Peki herkes aynı hayal ürününe inanıp aynı kurallara uymaya başladığında hayallerimiz nasıl şekilleniyor? Var olmayanı hayal etme insanın en önemli zihinsel yeteneğidir. Var olmayanı hayal etmeye çalışırken yaşamımızda var olan normların ve kuralların sınırlarına takılıyor muyuz? Başka bir deyişle hayallerimizde ne kadar özgürüz? Yetişkinliğimizde çevremizdeki toplumsal normları ve düzeni anlamaya ve ona göre yol almaya başladığımızda çoğumuz çocukken kurduğumuz hayalleri maalesef kuramıyoruz. Bir sınıfta öğretmen serbest bir konu üzerine tüm çocuklara resim çizmesini söylemiş ve sıra aralarında dolaşmaya başlamış. Bir çocuğa ne çizdiğini sormuş. Çocuk, “Tanrıyı çiziyorum” demiş. Öğretmen, “Ama kimse bilmiyor ki tanrının nasıl göründüğünü” dediğinde çocuk, “Resmim bittiğinde birazdan görecekler” diye cevap vermiş.
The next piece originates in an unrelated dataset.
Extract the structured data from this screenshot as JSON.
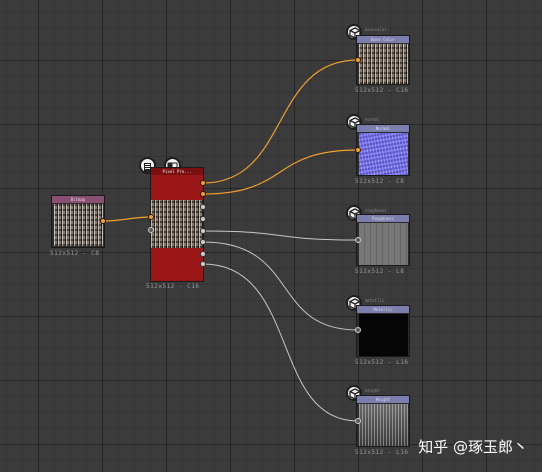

Türkiye’de 2016 yılında ilk kez yapılan ve araştırma şirketi Future Bright ile gerçekleştirilen çalışmaya göre insanların yüzde 49’u çocukken hayal kurmaya başlıyor ve hayal kurma, yaş ilerledikçe dramatik şekilde azalıyor. Yetişkinlerin sadece yüzde 14’ü hayal kurduğunu belirtiyor. Her 10 katılımcıdan 5’inin ise en büyük hayali “sadece bir meslek sahibi olmak.”
Hayal kurmak demek, sınırları zorlamak demektir. Aslında hepimiz hayallerimizin sınırları kadar özgürüz, hayallerimizin sınırı kadarız. O sınırın nerede olacağı ise bizim elimizde. Ama sadece elimizde bulunanlara odaklanırsak, sadece onların yarattığı seçeneklere göre hayal kurmaya başlarız. Şunu da unutmamak lazım ki hayal gücüyle sadece algılarımız, ruh halimiz tutkularımız, motivasyonumuz ve belki belirli oranda fizyolojimiz üzerinde etkiler yaratabiliriz. Maalesef hayallerimizin henüz var olan gerçekliği değiştirmeye gücü yok.
Gonçarov’un kahramanıyla aynı ismi taşıyan Oblomov adlı romanında bu karakteri ile ilgili şöyle bir söz geçer:
“En çok korktuğu şey hayaldi. Bu iki yüzlü yol arkadaşı, bir bakıma dost bir bakıma düşmandı. İnanmadığın zaman dost, tatlı akışına kapılıp gittiğin zaman düşman..”
Ve ekler Ivan Gonçarov, “Batı’da hayaller gerçekleştirmek için kurulur, Doğu’da gerçeklerden kaçmak için…” Bu sözün ne kadar doğru olduğunu anlamanın yolu belki de en son hangi hayali kurduk ona bakmak.